Atrey parecía tan sincero, y yo deseaba tanto creerle. Lo amaba desde hacía años, y ahora todo se sentía irreal. Sus pupilas realmente estaban dilatadas, su respiración agitada. Me quedé inmóvil, intentando grabar cada palabra de esa confesión que tanto había esperado. Se acercó hasta quedar a milímetros de mis labios, sedientos de su beso. No quería parecer una tonta enamorada, así que, en un susurro, le hice la pregunta que más me preocupaba:
— ¿Y qué pasa con Patricia? No tolero a las favoritas.
Con la misma suavidad, sin apartar sus ojos de los míos, murmuró:
— No te preocupes. No necesito a nadie más que a ti. Ella no es mi prometida. Nunca nos comprometimos. Lo dije solo para tener una excusa válida para rechazar el matrimonio contigo. Pero sí… Patricia sigue siendo mi novia… aunque no por mucho tiempo.
Lo escuchaba conteniendo el aliento. En sus brazos fuertes temblaba como una cierva asustada ante su depredador. Sus labios apenas rozaron los míos, y justo entonces, un inoportuno golpe en la puerta rompió el momento. Me aparté de Atrey como si me hubieran arrojado agua hirviendo y, con voz insegura, di permiso para entrar. Era Roderick. Sin rodeos, me informó con severidad:
— Su Alteza, los embajadores han llegado. Sería conveniente que los reciba.
— Voy —dije con firmeza, dirigiendo una mirada fría a mi abatido guardia—. Estás libre por el resto del día. Philip me acompañará al encuentro con el duque Donahin. No te preocupes, es Quentin, no pasará nada malo. Aprovecha este tiempo para resolver tus asuntos personales.
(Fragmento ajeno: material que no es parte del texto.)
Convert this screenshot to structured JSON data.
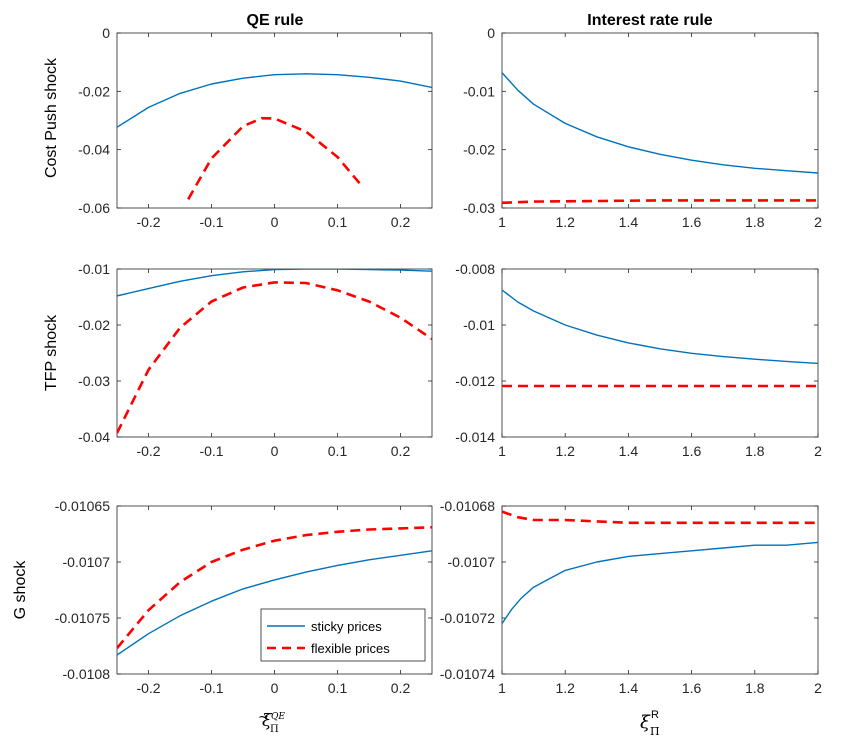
{
  "column_titles": [
    "QE rule",
    "Interest rate rule"
  ],
  "row_labels": [
    "Cost Push shock",
    "TFP shock",
    "G shock"
  ],
  "legend": {
    "sticky_label": "sticky prices",
    "flexible_label": "flexible prices"
  },
  "colors": {
    "sticky": "#0072BD",
    "flexible": "#FF0000"
  },
  "chart_data": [
    {
      "type": "line",
      "row": 0,
      "col": 0,
      "xlim": [
        -0.25,
        0.25
      ],
      "ylim": [
        -0.06,
        0
      ],
      "xticks": [
        -0.2,
        -0.1,
        0,
        0.1,
        0.2
      ],
      "xticklabels": [
        "-0.2",
        "-0.1",
        "0",
        "0.1",
        "0.2"
      ],
      "yticks": [
        0,
        -0.02,
        -0.04,
        -0.06
      ],
      "yticklabels": [
        "0",
        "-0.02",
        "-0.04",
        "-0.06"
      ],
      "series": [
        {
          "name": "sticky prices",
          "style": "solid",
          "x": [
            -0.25,
            -0.2,
            -0.15,
            -0.1,
            -0.05,
            0,
            0.05,
            0.1,
            0.15,
            0.2,
            0.25
          ],
          "y": [
            -0.0323,
            -0.0255,
            -0.0207,
            -0.0175,
            -0.0155,
            -0.0143,
            -0.014,
            -0.0143,
            -0.0152,
            -0.0165,
            -0.0187
          ]
        },
        {
          "name": "flexible prices",
          "style": "dashed",
          "x": [
            -0.137,
            -0.1,
            -0.05,
            -0.02,
            0,
            0.05,
            0.1,
            0.137
          ],
          "y": [
            -0.057,
            -0.043,
            -0.032,
            -0.0292,
            -0.0293,
            -0.0338,
            -0.0425,
            -0.052
          ]
        }
      ]
    },
    {
      "type": "line",
      "row": 0,
      "col": 1,
      "xlim": [
        1,
        2
      ],
      "ylim": [
        -0.03,
        0
      ],
      "xticks": [
        1,
        1.2,
        1.4,
        1.6,
        1.8,
        2
      ],
      "xticklabels": [
        "1",
        "1.2",
        "1.4",
        "1.6",
        "1.8",
        "2"
      ],
      "yticks": [
        0,
        -0.01,
        -0.02,
        -0.03
      ],
      "yticklabels": [
        "0",
        "-0.01",
        "-0.02",
        "-0.03"
      ],
      "series": [
        {
          "name": "sticky prices",
          "style": "solid",
          "x": [
            1,
            1.05,
            1.1,
            1.2,
            1.3,
            1.4,
            1.5,
            1.6,
            1.7,
            1.8,
            1.9,
            2
          ],
          "y": [
            -0.0068,
            -0.0098,
            -0.0122,
            -0.0155,
            -0.0178,
            -0.0195,
            -0.0208,
            -0.0218,
            -0.0226,
            -0.0232,
            -0.0236,
            -0.024
          ]
        },
        {
          "name": "flexible prices",
          "style": "dashed",
          "x": [
            1,
            1.1,
            1.3,
            1.5,
            2
          ],
          "y": [
            -0.0291,
            -0.0289,
            -0.0288,
            -0.0287,
            -0.0287
          ]
        }
      ]
    },
    {
      "type": "line",
      "row": 1,
      "col": 0,
      "xlim": [
        -0.25,
        0.25
      ],
      "ylim": [
        -0.04,
        -0.01
      ],
      "xticks": [
        -0.2,
        -0.1,
        0,
        0.1,
        0.2
      ],
      "xticklabels": [
        "-0.2",
        "-0.1",
        "0",
        "0.1",
        "0.2"
      ],
      "yticks": [
        -0.01,
        -0.02,
        -0.03,
        -0.04
      ],
      "yticklabels": [
        "-0.01",
        "-0.02",
        "-0.03",
        "-0.04"
      ],
      "series": [
        {
          "name": "sticky prices",
          "style": "solid",
          "x": [
            -0.25,
            -0.2,
            -0.15,
            -0.1,
            -0.05,
            0,
            0.05,
            0.1,
            0.15,
            0.2,
            0.25
          ],
          "y": [
            -0.0148,
            -0.0135,
            -0.0122,
            -0.0112,
            -0.0105,
            -0.0101,
            -0.01,
            -0.01,
            -0.0101,
            -0.0102,
            -0.0104
          ]
        },
        {
          "name": "flexible prices",
          "style": "dashed",
          "x": [
            -0.25,
            -0.22,
            -0.2,
            -0.15,
            -0.1,
            -0.05,
            0,
            0.05,
            0.1,
            0.15,
            0.2,
            0.25
          ],
          "y": [
            -0.0393,
            -0.0325,
            -0.028,
            -0.0205,
            -0.0158,
            -0.0133,
            -0.0124,
            -0.0125,
            -0.0138,
            -0.0158,
            -0.0187,
            -0.0225
          ]
        }
      ]
    },
    {
      "type": "line",
      "row": 1,
      "col": 1,
      "xlim": [
        1,
        2
      ],
      "ylim": [
        -0.014,
        -0.008
      ],
      "xticks": [
        1,
        1.2,
        1.4,
        1.6,
        1.8,
        2
      ],
      "xticklabels": [
        "1",
        "1.2",
        "1.4",
        "1.6",
        "1.8",
        "2"
      ],
      "yticks": [
        -0.008,
        -0.01,
        -0.012,
        -0.014
      ],
      "yticklabels": [
        "-0.008",
        "-0.01",
        "-0.012",
        "-0.014"
      ],
      "series": [
        {
          "name": "sticky prices",
          "style": "solid",
          "x": [
            1,
            1.05,
            1.1,
            1.2,
            1.3,
            1.4,
            1.5,
            1.6,
            1.7,
            1.8,
            1.9,
            2
          ],
          "y": [
            -0.00875,
            -0.00918,
            -0.0095,
            -0.01,
            -0.01036,
            -0.01064,
            -0.01085,
            -0.01101,
            -0.01113,
            -0.01122,
            -0.0113,
            -0.01137
          ]
        },
        {
          "name": "flexible prices",
          "style": "dashed",
          "x": [
            1,
            1.5,
            2
          ],
          "y": [
            -0.01218,
            -0.01218,
            -0.01218
          ]
        }
      ]
    },
    {
      "type": "line",
      "row": 2,
      "col": 0,
      "xlim": [
        -0.25,
        0.25
      ],
      "ylim": [
        -0.0108,
        -0.01065
      ],
      "xticks": [
        -0.2,
        -0.1,
        0,
        0.1,
        0.2
      ],
      "xticklabels": [
        "-0.2",
        "-0.1",
        "0",
        "0.1",
        "0.2"
      ],
      "yticks": [
        -0.01065,
        -0.0107,
        -0.01075,
        -0.0108
      ],
      "yticklabels": [
        "-0.01065",
        "-0.0107",
        "-0.01075",
        "-0.0108"
      ],
      "series": [
        {
          "name": "sticky prices",
          "style": "solid",
          "x": [
            -0.25,
            -0.2,
            -0.15,
            -0.1,
            -0.05,
            0,
            0.05,
            0.1,
            0.15,
            0.2,
            0.25
          ],
          "y": [
            -0.010783,
            -0.010764,
            -0.010748,
            -0.010735,
            -0.010724,
            -0.010716,
            -0.010709,
            -0.010703,
            -0.010698,
            -0.010694,
            -0.01069
          ]
        },
        {
          "name": "flexible prices",
          "style": "dashed",
          "x": [
            -0.25,
            -0.2,
            -0.15,
            -0.1,
            -0.05,
            0,
            0.05,
            0.1,
            0.15,
            0.2,
            0.25
          ],
          "y": [
            -0.010777,
            -0.010743,
            -0.010718,
            -0.0107,
            -0.010689,
            -0.010681,
            -0.010676,
            -0.010673,
            -0.010671,
            -0.01067,
            -0.010669
          ]
        }
      ]
    },
    {
      "type": "line",
      "row": 2,
      "col": 1,
      "xlim": [
        1,
        2
      ],
      "ylim": [
        -0.01074,
        -0.01068
      ],
      "xticks": [
        1,
        1.2,
        1.4,
        1.6,
        1.8,
        2
      ],
      "xticklabels": [
        "1",
        "1.2",
        "1.4",
        "1.6",
        "1.8",
        "2"
      ],
      "yticks": [
        -0.01068,
        -0.0107,
        -0.01072,
        -0.01074
      ],
      "yticklabels": [
        "-0.01068",
        "-0.0107",
        "-0.01072",
        "-0.01074"
      ],
      "series": [
        {
          "name": "sticky prices",
          "style": "solid",
          "x": [
            1,
            1.03,
            1.06,
            1.1,
            1.15,
            1.2,
            1.3,
            1.4,
            1.5,
            1.6,
            1.7,
            1.8,
            1.9,
            2
          ],
          "y": [
            -0.010722,
            -0.010717,
            -0.010713,
            -0.010709,
            -0.010706,
            -0.010703,
            -0.0107,
            -0.010698,
            -0.010697,
            -0.010696,
            -0.010695,
            -0.010694,
            -0.010694,
            -0.010693
          ]
        },
        {
          "name": "flexible prices",
          "style": "dashed",
          "x": [
            1,
            1.05,
            1.1,
            1.2,
            1.4,
            1.6,
            2
          ],
          "y": [
            -0.010682,
            -0.010684,
            -0.010685,
            -0.010685,
            -0.010686,
            -0.010686,
            -0.010686
          ]
        }
      ]
    }
  ]
}
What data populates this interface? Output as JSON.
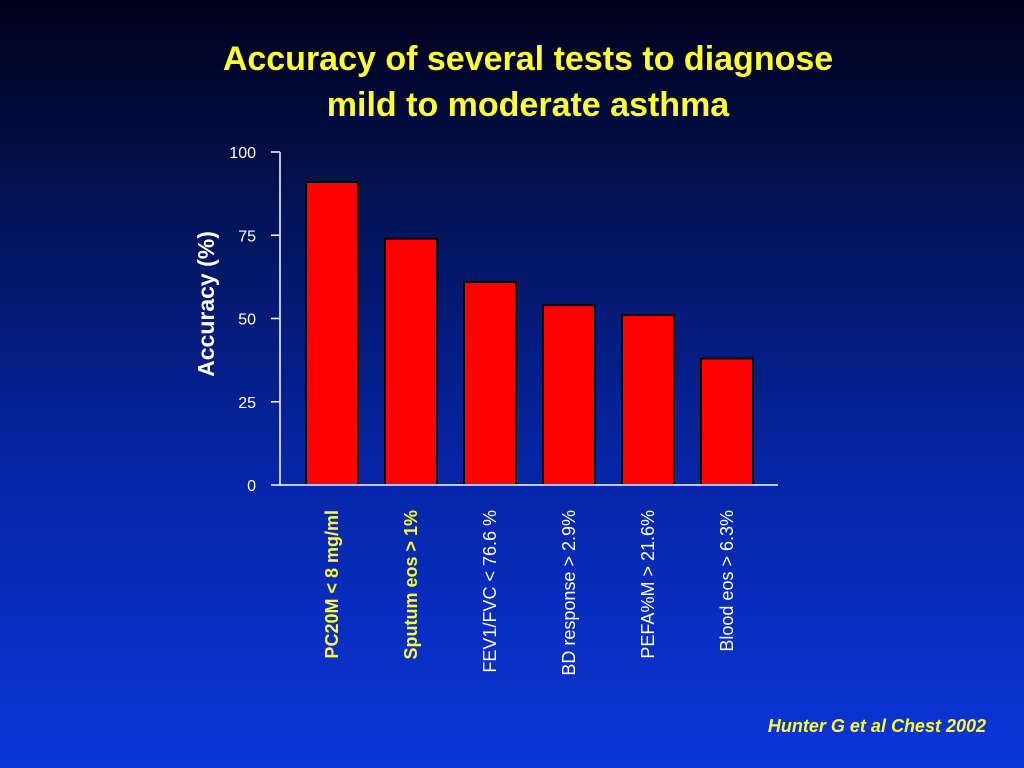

La mención de “asuntos personales” pareció inquietar a Roderick. Se tensó y entrecerró los ojos con suspicacia, claramente intrigado.
— ¿Ocurrió algo?
— Atrey va a terminar con su novia —respondí mientras me alejaba, el dobladillo de mi vestido rozando el suelo con un susurro elegante—. Al menos eso espero… porque si no, todo lo que me dijo carece de sentido.
Tal como lo imaginaba, la reunión con los embajadores se alargó hasta el anochecer. Aunque estaba físicamente presente en esa sofocante sala, en mi mente me encontraba aún entre los brazos de Atrey. Una y otra vez recordaba su sorpresiva confesión. ¿Y si realmente podía ser feliz? ¿Y si mi matrimonio no tenía que ser por conveniencia? Me angustiaba pensar que tal vez se arrepentiría, o que solo jugaba conmigo. Pero quizás… quizás era hora de confiar en él y permitirme ser feliz a su lado.
No tenía prisa por llegar a mi cita con Quentin en el jardín. Mi jefe de seguridad no estaba, y aunque yo misma le había ordenado que no viniera, en el fondo esperaba que desobedeciera y me siguiera igual. Me sorprendí cuando, al acercarme al quiosco de madera, vi a Lester. Estaba de pie, firme, sobre el sendero de piedra, claramente esperándome. El recuerdo de nuestro casi-beso de la noche anterior me sobresaltó. Lo que ayer me había parecido natural, hoy me llenaba de vergüenza e incomodidad. Al acercarme, y no ver rastro de Quentin, oculté mi desconcierto con una sonrisa animada:
— ¡Lester! No esperaba encontrarte aquí.